A tale of two cities

In the early 1980s I was given an assignment by the UN to analyze some projects being implemented in the Equatoria Region of Sudan.
The regional government was based in Juba, by far the biggest city in the region with a population of around 400,000. A smaller town, Yei, was closer to the border with Uganda, and stressed by a community of more than 200,000 refugees who had fled from violence in Uganda. The distance from Juba to Yei was around 85 miles.

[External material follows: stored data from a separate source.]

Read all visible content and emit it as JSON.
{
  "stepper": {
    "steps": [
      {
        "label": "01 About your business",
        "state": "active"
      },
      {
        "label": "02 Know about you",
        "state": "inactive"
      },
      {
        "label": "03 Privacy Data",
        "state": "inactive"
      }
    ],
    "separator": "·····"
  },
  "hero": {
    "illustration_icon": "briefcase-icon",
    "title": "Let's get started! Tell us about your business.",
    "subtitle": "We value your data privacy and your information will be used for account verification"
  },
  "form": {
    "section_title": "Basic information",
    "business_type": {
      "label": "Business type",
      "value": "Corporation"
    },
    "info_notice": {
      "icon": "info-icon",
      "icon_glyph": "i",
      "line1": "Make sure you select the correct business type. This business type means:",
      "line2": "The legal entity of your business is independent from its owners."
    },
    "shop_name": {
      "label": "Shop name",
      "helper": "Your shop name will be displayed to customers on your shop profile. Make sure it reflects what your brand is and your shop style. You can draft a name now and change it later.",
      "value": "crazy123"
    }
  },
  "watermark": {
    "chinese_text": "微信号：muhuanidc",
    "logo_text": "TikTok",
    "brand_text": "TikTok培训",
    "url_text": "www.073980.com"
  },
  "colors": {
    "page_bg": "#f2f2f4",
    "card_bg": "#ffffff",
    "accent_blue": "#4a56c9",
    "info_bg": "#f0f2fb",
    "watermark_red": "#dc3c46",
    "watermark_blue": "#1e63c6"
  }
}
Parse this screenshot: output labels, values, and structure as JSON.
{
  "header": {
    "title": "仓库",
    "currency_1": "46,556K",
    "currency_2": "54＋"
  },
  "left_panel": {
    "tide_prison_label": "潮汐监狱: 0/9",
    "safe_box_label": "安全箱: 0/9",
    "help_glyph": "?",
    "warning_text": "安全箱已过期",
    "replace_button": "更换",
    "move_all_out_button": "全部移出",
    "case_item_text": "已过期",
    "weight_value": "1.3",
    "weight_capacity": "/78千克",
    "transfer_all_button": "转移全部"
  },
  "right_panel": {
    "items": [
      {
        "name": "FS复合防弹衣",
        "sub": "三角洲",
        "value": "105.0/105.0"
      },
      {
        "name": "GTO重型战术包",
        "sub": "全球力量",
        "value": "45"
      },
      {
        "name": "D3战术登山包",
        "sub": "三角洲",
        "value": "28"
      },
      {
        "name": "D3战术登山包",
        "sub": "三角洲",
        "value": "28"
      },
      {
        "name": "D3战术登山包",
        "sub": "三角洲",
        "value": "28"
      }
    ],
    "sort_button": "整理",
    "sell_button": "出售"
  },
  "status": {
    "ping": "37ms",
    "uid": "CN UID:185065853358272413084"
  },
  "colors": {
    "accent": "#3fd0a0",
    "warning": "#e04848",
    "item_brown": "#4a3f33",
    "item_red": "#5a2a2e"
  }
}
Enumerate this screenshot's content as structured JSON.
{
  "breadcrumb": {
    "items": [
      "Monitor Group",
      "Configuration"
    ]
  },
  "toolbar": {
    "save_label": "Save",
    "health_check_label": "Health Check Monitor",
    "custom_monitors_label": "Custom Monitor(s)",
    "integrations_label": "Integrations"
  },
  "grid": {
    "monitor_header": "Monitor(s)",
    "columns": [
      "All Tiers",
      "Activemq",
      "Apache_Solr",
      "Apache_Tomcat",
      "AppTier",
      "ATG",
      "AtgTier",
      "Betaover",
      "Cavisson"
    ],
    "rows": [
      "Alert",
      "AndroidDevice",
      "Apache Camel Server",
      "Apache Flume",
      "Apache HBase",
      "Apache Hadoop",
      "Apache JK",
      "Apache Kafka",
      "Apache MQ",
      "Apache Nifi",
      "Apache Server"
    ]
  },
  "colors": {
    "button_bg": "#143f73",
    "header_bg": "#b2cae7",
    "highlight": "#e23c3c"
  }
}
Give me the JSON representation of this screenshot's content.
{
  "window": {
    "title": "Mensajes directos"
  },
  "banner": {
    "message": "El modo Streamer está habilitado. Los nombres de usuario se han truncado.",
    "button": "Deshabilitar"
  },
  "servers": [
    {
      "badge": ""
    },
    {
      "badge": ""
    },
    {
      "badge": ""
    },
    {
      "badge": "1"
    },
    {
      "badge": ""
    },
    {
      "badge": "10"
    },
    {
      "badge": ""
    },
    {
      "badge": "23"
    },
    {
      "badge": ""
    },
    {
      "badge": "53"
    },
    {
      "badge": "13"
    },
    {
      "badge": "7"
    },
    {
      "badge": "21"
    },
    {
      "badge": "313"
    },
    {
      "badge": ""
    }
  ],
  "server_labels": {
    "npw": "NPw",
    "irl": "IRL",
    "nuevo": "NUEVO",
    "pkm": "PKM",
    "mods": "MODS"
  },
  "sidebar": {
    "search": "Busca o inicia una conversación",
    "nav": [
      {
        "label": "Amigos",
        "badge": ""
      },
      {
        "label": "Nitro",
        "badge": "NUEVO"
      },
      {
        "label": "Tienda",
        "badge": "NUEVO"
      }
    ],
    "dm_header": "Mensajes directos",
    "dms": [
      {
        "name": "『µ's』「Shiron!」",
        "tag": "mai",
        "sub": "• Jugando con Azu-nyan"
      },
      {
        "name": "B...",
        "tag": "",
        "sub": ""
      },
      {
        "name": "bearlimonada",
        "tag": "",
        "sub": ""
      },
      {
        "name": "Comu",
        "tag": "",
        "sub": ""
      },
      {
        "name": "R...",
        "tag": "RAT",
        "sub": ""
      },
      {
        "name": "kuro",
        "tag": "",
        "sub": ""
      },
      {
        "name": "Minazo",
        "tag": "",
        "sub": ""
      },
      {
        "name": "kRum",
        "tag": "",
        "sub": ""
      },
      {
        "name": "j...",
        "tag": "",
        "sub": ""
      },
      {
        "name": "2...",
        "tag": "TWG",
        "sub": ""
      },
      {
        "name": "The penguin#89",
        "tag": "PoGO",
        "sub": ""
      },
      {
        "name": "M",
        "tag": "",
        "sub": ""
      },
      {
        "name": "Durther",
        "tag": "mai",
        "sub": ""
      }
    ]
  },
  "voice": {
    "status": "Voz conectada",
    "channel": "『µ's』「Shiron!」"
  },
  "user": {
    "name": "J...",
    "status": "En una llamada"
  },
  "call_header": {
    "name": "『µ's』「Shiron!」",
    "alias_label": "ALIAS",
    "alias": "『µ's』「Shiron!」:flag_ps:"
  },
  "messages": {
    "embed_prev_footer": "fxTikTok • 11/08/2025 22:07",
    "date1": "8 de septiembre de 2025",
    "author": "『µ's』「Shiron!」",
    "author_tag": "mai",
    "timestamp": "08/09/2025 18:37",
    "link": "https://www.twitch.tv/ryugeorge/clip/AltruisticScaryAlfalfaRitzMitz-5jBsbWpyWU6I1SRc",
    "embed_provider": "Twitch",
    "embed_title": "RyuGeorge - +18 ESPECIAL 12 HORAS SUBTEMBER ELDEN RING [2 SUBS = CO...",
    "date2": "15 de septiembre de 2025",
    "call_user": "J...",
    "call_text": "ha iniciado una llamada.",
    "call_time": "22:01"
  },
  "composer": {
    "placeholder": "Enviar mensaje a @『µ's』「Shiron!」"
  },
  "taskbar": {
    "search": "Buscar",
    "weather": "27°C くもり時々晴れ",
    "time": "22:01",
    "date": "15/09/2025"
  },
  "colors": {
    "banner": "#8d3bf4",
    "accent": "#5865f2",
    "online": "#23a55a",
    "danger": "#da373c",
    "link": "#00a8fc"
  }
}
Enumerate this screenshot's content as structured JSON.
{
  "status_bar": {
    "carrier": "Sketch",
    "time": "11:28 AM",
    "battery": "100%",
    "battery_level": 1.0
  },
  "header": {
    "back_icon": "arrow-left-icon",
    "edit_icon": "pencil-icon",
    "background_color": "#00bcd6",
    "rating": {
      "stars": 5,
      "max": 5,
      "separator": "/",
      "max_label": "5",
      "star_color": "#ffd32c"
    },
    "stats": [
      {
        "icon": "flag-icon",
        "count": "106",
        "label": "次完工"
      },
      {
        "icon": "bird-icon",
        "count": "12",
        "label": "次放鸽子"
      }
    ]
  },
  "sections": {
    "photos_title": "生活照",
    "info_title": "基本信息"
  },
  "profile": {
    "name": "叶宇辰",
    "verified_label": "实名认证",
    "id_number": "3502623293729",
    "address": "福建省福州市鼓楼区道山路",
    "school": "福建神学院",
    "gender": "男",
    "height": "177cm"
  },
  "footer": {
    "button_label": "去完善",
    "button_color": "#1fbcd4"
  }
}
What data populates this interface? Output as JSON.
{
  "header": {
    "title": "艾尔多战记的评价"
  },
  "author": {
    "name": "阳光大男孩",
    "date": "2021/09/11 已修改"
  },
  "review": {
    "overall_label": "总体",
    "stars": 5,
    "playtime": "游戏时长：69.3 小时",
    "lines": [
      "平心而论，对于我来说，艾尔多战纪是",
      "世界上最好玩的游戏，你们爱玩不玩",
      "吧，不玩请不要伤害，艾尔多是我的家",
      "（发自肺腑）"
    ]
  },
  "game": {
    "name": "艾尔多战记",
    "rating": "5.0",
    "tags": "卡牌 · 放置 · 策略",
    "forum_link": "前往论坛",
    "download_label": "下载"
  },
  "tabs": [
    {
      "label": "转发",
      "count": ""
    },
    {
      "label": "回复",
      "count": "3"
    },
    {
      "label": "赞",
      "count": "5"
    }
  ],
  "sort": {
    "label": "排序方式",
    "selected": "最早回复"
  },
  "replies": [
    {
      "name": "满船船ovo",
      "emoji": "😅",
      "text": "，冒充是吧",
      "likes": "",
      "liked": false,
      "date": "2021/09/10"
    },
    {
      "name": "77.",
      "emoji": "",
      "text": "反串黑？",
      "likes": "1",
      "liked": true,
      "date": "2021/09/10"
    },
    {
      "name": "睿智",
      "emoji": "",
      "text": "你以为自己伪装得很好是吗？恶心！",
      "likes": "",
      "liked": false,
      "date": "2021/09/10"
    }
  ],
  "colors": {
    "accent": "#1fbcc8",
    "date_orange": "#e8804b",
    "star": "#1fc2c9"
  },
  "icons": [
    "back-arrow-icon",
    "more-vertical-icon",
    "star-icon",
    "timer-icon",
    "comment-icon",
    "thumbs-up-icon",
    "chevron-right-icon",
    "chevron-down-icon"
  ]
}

Using conventional economic wisdom, it would be expected that Juba as the the center of regional government would be more prosperous than Yei which was stressed by an influx of refugees from Uganda, but the opposite was the case. This was explained by the economic reality that Juba was all about government administration and Yei was all about agriculture. UNHCR (the UN refugee agency) helped the refugees for a short period providing some essential agricultural inputs. In addition, the town made land available for cultivation. In the time it takes for a crop to mature ready for harvesting, the refugees became self sufficient and became contributors to the economic life of the town ... including paying the somewhat informal taxes that were imposed on all sorts of commerce. I had thought that these charges were an informal albeit well organized rip-off scheme, but I was given unusual access to the accounts of the Yei adminsitration and it was impressive how these revenues reached the town administrators and were accounted for. All of this because the refugees had been enabled to become valueadd contributors to the community ... so much so that the town was able generate electricity for essential services like the hospital. In fact I was allowed to observe an emergency operation in the local hospital ... an appendectomy ... successful, though carried out by an older experienced male nurse! Bottom line ... Yei was a thriving town because of the people who were adding value into the community, By contrast, Juba, was operating entirely because of the subsidy flowing from the Central Government of Sudan that was usually the minimum that was possible, Much of the money from the Central Government that came to Juba eventially ended up in Yei in exchange for food that had been harvested by the refugees!
The lesson from all of this is that there are huge differences in economic performance between different places, and that the conventional expectations are maybe not correct!